Leandro
Maccari, nosso maior “pequeno grande” atleta do Powerlifting,
com 1,58m e 60kg, é um dos basistas mais premiados no país
e fora dele. Natural de Santo André, da equipe Gerson Doria,
Leandro coleciona títulos brasileiros, Sul-americanos e
já representou o Brasil em um campeonato mundial. Com uma
grande experiência no esporte e uma visão crítica
e equilibrada, Leandro partilha conosco suas histórias
e opiniões. Confira o que pensa esse grande expoente brasileiro
do Powerlifting.
(Portal do Ferro) – Maccari, conte para
nós um pouco da sua história esportiva, como chegou
ao Powerlifting e seus títulos mais importantes.
(Maccari) - Bom vamos la!!! Comecei no powerlifting por acaso,
pois morava no interior, mais precisamente em Mogi Guaçu.
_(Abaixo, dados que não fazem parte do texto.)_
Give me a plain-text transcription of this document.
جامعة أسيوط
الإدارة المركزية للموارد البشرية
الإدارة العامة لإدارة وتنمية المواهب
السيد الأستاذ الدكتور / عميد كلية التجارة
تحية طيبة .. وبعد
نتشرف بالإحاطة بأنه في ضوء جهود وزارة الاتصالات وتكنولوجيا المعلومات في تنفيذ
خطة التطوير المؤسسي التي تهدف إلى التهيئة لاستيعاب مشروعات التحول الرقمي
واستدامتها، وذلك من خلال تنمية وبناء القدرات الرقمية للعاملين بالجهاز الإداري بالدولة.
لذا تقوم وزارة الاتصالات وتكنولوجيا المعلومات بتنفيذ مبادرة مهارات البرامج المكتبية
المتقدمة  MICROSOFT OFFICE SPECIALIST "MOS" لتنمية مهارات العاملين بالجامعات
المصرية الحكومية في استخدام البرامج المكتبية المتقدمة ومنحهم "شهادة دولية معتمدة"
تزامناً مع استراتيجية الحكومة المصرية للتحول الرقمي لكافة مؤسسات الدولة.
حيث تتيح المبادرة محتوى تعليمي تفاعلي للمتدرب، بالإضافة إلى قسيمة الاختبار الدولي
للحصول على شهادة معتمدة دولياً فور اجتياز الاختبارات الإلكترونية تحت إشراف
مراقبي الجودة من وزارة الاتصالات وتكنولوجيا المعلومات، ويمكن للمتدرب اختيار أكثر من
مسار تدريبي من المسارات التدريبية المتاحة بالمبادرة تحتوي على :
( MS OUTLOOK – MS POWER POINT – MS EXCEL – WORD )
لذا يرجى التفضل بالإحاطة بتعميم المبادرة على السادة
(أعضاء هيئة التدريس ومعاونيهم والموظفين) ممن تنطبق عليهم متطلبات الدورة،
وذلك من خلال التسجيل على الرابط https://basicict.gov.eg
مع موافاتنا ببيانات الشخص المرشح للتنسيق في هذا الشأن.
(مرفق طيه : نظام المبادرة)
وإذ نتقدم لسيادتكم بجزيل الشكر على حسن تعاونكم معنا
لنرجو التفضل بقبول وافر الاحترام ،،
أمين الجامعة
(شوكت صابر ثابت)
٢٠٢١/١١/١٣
Na época era jogador de futebol, do Mogi Mirim Futebol
Clube. Até que uma infelicidade me tirou dos gramados:
quebrei o tornozelo e tive que ficar afastado fazendo fisioterapia.
Foi quando, dentro de uma academia conheci o professor Remi, campeão
de fisiculturismo. Fiquei de 2 a 3 anos treinando hipertrofia
e representando apenas o time da minha cidade, até que
mudei para Santo André e fui apresentado para o reconhecido
André Doria em 1996. Fui convidado por ele para participar
de um campeonato de supino no Rosa Mística, onde conquistei
o segundo lugar. Desta forma, redescobri um novo talento e uma
nova paixão, me animei e aqui estou tirando o sono dos
meus adversários.
Neste período de 10 anos dentro do powerlifting, vivenciei
muitos atletas disputando por conquistas e quebras de recorde.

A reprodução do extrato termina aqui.